尾形修一の紫陽花(あじさい)通信

教員免許更新制に反対して2011年3月、都立高教員を退職。教育や政治、映画や本を中心に思うことを発信していきます。

道灌山散歩

2018年11月23日 20時38分46秒 | 東京関東散歩
 散歩というより「途中下車」程度だけど、昔からどんなところだろうと思っていた「道灌山」を歩いた。JR山手線で一番新しく1971年に作られた西日暮里駅。地下鉄千代田線開通に伴い、乗り換え用に作られた。以来JRと地下鉄を何百回も乗り換えたが、駅を出たことがなかった。駅の真ん前にある高台が「道灌山」である。江戸時代には景勝地として知られ、多くの浮世絵に描かれた。
  
 西日暮里駅の道灌山方面出口を南へ上ると「西日暮里公園」がある。ここに道灌山の昔をしのぶ解説パネルが立っている。右に絵や写真、左に解説が書かれたパネルが3セット。「道灌山」の説明、「日暮里船繋松」(ふねつなぎのまつ)、「道灌山虫聴き」である。ここは武蔵野台地の東端で、西は富士、東は筑波の眺望で知られた。秋になると虫聴きの名所として有名だった。「道灌山」の名前は江戸城を作った太田道灌の出城があったという説と鎌倉時代の豪族、関道閑の館跡という両説があると書いてある。てっきり太田道灌だと思ってた。
 
 西日暮里公園から少し南へ歩くと、もう谷中の寺町。日暮里は今は谷中方面の散歩で始終賑わっているが、西日暮里となると人が少ない。荒川区立第一日暮里小学校前に高村光太郎の書で「正直親切」の碑が建っている。その近くに一番古い美術団体の「太平洋美術会」があった。この一帯は今は山を切り開き鉄道と道路が作られたので、山という感じはない。西日暮里公園だけが多少昔をしのばせている。公園を出ると、階段になる。

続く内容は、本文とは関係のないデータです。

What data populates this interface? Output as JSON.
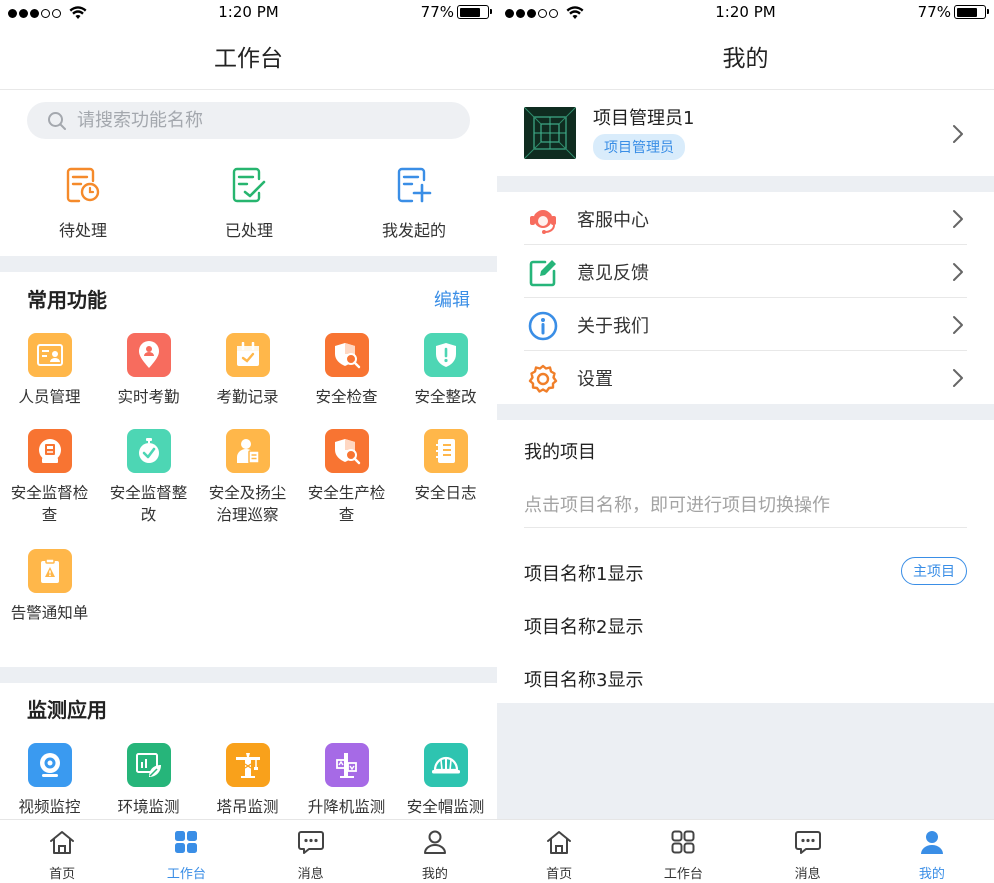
{
  "status": {
    "time": "1:20 PM",
    "battery": "77%",
    "battery_level": 0.77
  },
  "workbench": {
    "title": "工作台",
    "search": {
      "placeholder": "请搜索功能名称"
    },
    "quick": [
      {
        "label": "待处理",
        "icon": "pending-doc-icon"
      },
      {
        "label": "已处理",
        "icon": "done-doc-icon"
      },
      {
        "label": "我发起的",
        "icon": "initiated-doc-icon"
      }
    ],
    "common": {
      "title": "常用功能",
      "edit": "编辑",
      "items": [
        {
          "label": "人员管理",
          "icon": "personnel-card-icon",
          "color": "#ffb74a"
        },
        {
          "label": "实时考勤",
          "icon": "location-person-icon",
          "color": "#f76c5e"
        },
        {
          "label": "考勤记录",
          "icon": "calendar-check-icon",
          "color": "#ffb74a"
        },
        {
          "label": "安全检查",
          "icon": "shield-search-icon",
          "color": "#f87432"
        },
        {
          "label": "安全整改",
          "icon": "shield-alert-icon",
          "color": "#4dd6b4"
        },
        {
          "label": "安全监督检查",
          "icon": "badge-monitor-icon",
          "color": "#f87432"
        },
        {
          "label": "安全监督整改",
          "icon": "stopwatch-check-icon",
          "color": "#4dd6b4"
        },
        {
          "label": "安全及扬尘治理巡察",
          "icon": "inspector-icon",
          "color": "#ffb74a"
        },
        {
          "label": "安全生产检查",
          "icon": "shield-search-icon",
          "color": "#f87432"
        },
        {
          "label": "安全日志",
          "icon": "notebook-icon",
          "color": "#ffb74a"
        },
        {
          "label": "告警通知单",
          "icon": "alert-clipboard-icon",
          "color": "#ffb74a"
        }
      ]
    },
    "monitor": {
      "title": "监测应用",
      "items": [
        {
          "label": "视频监控",
          "icon": "webcam-icon",
          "color": "#3a9af0"
        },
        {
          "label": "环境监测",
          "icon": "leaf-chart-icon",
          "color": "#26b57a"
        },
        {
          "label": "塔吊监测",
          "icon": "tower-crane-icon",
          "color": "#f9a11b"
        },
        {
          "label": "升降机监测",
          "icon": "elevator-icon",
          "color": "#a66ae6"
        },
        {
          "label": "安全帽监测",
          "icon": "helmet-icon",
          "color": "#2ec4b0"
        }
      ]
    }
  },
  "mine": {
    "title": "我的",
    "profile": {
      "name": "项目管理员1",
      "role": "项目管理员"
    },
    "menu": [
      {
        "label": "客服中心",
        "icon": "customer-service-icon",
        "color": "#f76c5e"
      },
      {
        "label": "意见反馈",
        "icon": "feedback-edit-icon",
        "color": "#26b57a"
      },
      {
        "label": "关于我们",
        "icon": "info-icon",
        "color": "#3a8ee6"
      },
      {
        "label": "设置",
        "icon": "settings-gear-icon",
        "color": "#f07f2a"
      }
    ],
    "projects": {
      "title": "我的项目",
      "hint": "点击项目名称，即可进行项目切换操作",
      "items": [
        "项目名称1显示",
        "项目名称2显示",
        "项目名称3显示"
      ],
      "main_badge": "主项目"
    }
  },
  "tabs": [
    {
      "label": "首页",
      "icon": "home-icon"
    },
    {
      "label": "工作台",
      "icon": "grid-icon"
    },
    {
      "label": "消息",
      "icon": "message-icon"
    },
    {
      "label": "我的",
      "icon": "person-icon"
    }
  ],
  "colors": {
    "accent": "#3a8ee6",
    "band": "#eceff3"
  }
}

下の道路が道灌山通り、向こうの建物が開成学園、反対側を見るとJRの西日暮里駅。
    
 階段を下りて歩道橋を渡って道灌山通りの北側へ出る。そのまま線路沿いに上っていく道が「ひぐらし坂」。坂の途中に「道灌山遺跡」の解説版がある。開成学園の校庭工事で弥生時代の土器などが出土したという。坂を登りきると、下の線路を一望。JRの山手線、京浜東北線に加えて、東北・上越新幹線や東北線も通っている。遠くにはスカイツリーも見える。少し行くと北区で「田端台公園」があり、田端駅南口も近い。公園から左へ下りると「道灌山坂」がある。
   
 その坂の途中に「道灌山学園」があった。東京の東の方で高校教員をしていると、「道灌山学園」の名をよく聞く。特に保育士を目指す生徒の進路先として有名。「道灌山学園保育福祉専門学校」では保育士、幼稚園教諭、介護福祉士などの資格が取れる。僕は「道灌山」と聞くと、一番最初にここを思い出すんだけど、一般的には西日暮里駅に近いところにもっと広い敷地を持つ「開成学園」の方が有名だろう。毎年のように、東大合格者ナンバーワンになるあの「開成」である。僕は初めて見たんだけど、ここにあったんだ。学校用地が「向陵稲荷坂」をまたいで橋で結ばれていた。